When I reported on upcycled pet treat producer Shameless Pets, it occurred to me that using otherwise wasted farm products as pet food ingredients mirrored dogs’ ancient role as scavengers of human leavings. While scrounging around trash middens may not seem like the pinnacle of healthy eating, it does seem to be what dogs did on the biological path to pet-hood. Now, dogs’ ability to live on what we leave presents a path to reducing pets’ carbon pawprints.
Upcycling refers to using existing materials, especially those that would have been discarded, to make a value-added product. If you made a birdhouse from a milk carton in grade school, that was upcycling. Upcycling goes far beyond arts and crafts now, with whole businesses devoted to finding and repurposing everything from old gym floors to misshapen conveyor belts. In the cases of the food system, otherwise unsaleable consumables become ingredients in new foods, human or pet.
Unused human food items seem a natural fit for pet food. Dogs and cats have eaten what we didn’t since before Stonehenge’s grand opening. Kids are still prone to reducing food waste by feeding unwanted portions to the dog. Like a kid at the dinner table, the human food system often rejects foods it thinks look funny. Misfit fruits and veggies may not fit through processing machines or people won't buy them fresh, for example. However, using crooked carrots and twisted ‘taters to make pet food doesn’t just fulfill the dinner-time adage of waste-not-want-not. Reducing food loss by turning it into pet food ingredients fights the global threat of a destabilized climate.

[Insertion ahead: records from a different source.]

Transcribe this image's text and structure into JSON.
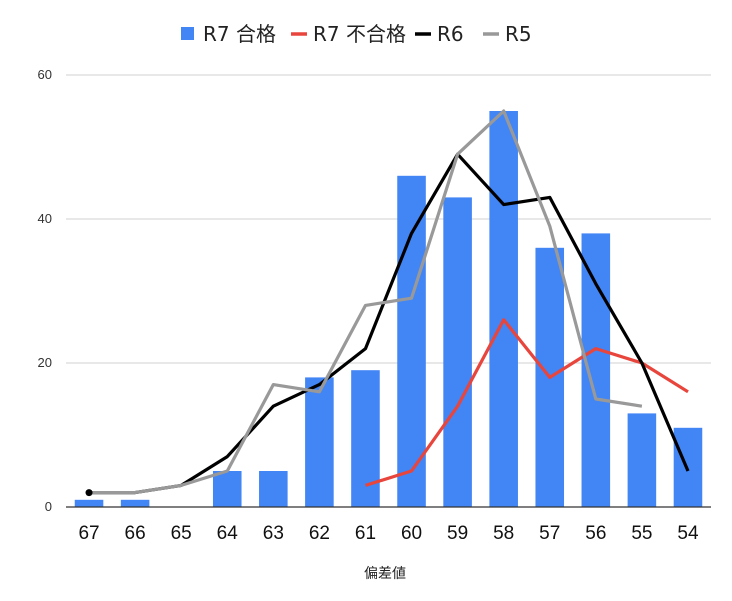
{
  "chart_data": {
    "type": "bar",
    "title": "",
    "xlabel": "偏差値",
    "ylabel": "",
    "ylim": [
      0,
      60
    ],
    "yticks": [
      0,
      20,
      40,
      60
    ],
    "grid": true,
    "legend_position": "top",
    "categories": [
      "67",
      "66",
      "65",
      "64",
      "63",
      "62",
      "61",
      "60",
      "59",
      "58",
      "57",
      "56",
      "55",
      "54"
    ],
    "series": [
      {
        "name": "R7 合格",
        "kind": "bar",
        "color": "#4285f4",
        "values": [
          1,
          1,
          null,
          5,
          5,
          18,
          19,
          46,
          43,
          55,
          36,
          38,
          13,
          11
        ]
      },
      {
        "name": "R7 不合格",
        "kind": "line",
        "color": "#e8453c",
        "values": [
          null,
          null,
          null,
          null,
          null,
          null,
          3,
          5,
          14,
          26,
          18,
          22,
          20,
          16
        ]
      },
      {
        "name": "R6",
        "kind": "line",
        "color": "#000000",
        "values": [
          2,
          2,
          3,
          7,
          14,
          17,
          22,
          38,
          49,
          42,
          43,
          31,
          20,
          5
        ]
      },
      {
        "name": "R5",
        "kind": "line",
        "color": "#999999",
        "values": [
          2,
          2,
          3,
          5,
          17,
          16,
          28,
          29,
          49,
          55,
          39,
          15,
          14,
          null
        ]
      }
    ]
  }
}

Agriculture affect the atmosphere in various ways. From producing fertilizer to flatulent cows to trucking veggies to market, the food system releases carbon dioxide, methane and other heat-trapping gases. While upcycling agricultural products doesn’t solve this problem, it does mean that pollution wasn’t produced in vain. Along with greenhouse gases, upcycling reduces waste of wildlife habitat lost to farmland and water diverted to irrigation.
Food waste equates to tremendous amounts of pointless pollution and wasted resources. The World Resources Institute report “Creating a Sustainable Food Future” presented data that food waste corresponds to 8% of annual greenhouse gas emissions worldwide, or the equivalent of 4.4 gigatons of carbon dioxide. If it were a country, food waste would be the third largest contributor of greenhouse gases on the planet. To grow all that unused food, farmers use a land area larger than China and consume a quarter of irrigation waters. Overall, approximately 24% of food is lost or wasted between production and consumption.
Pet food and treats can use that otherwise wasted food, or at least some of it. Food rescued from waste could replace at least part of a pet food companies need for ingredients. That could reduce the demand from pet food companies for some raw materials or reduce competition between human and pet food streams.
World Resources Institute analysts estimated that cereals, including grains, make up 53% of food loss and waste by caloric content. Fruits and vegetables comprised 44% by weight of lost or wasted food. In total, 1.5 quadrillion kilocalories were lost or wasted in 2009, from 1.3 billion tons of food.
I’d bet many of those lost ingredients could have made some healthy, sustainable pet food.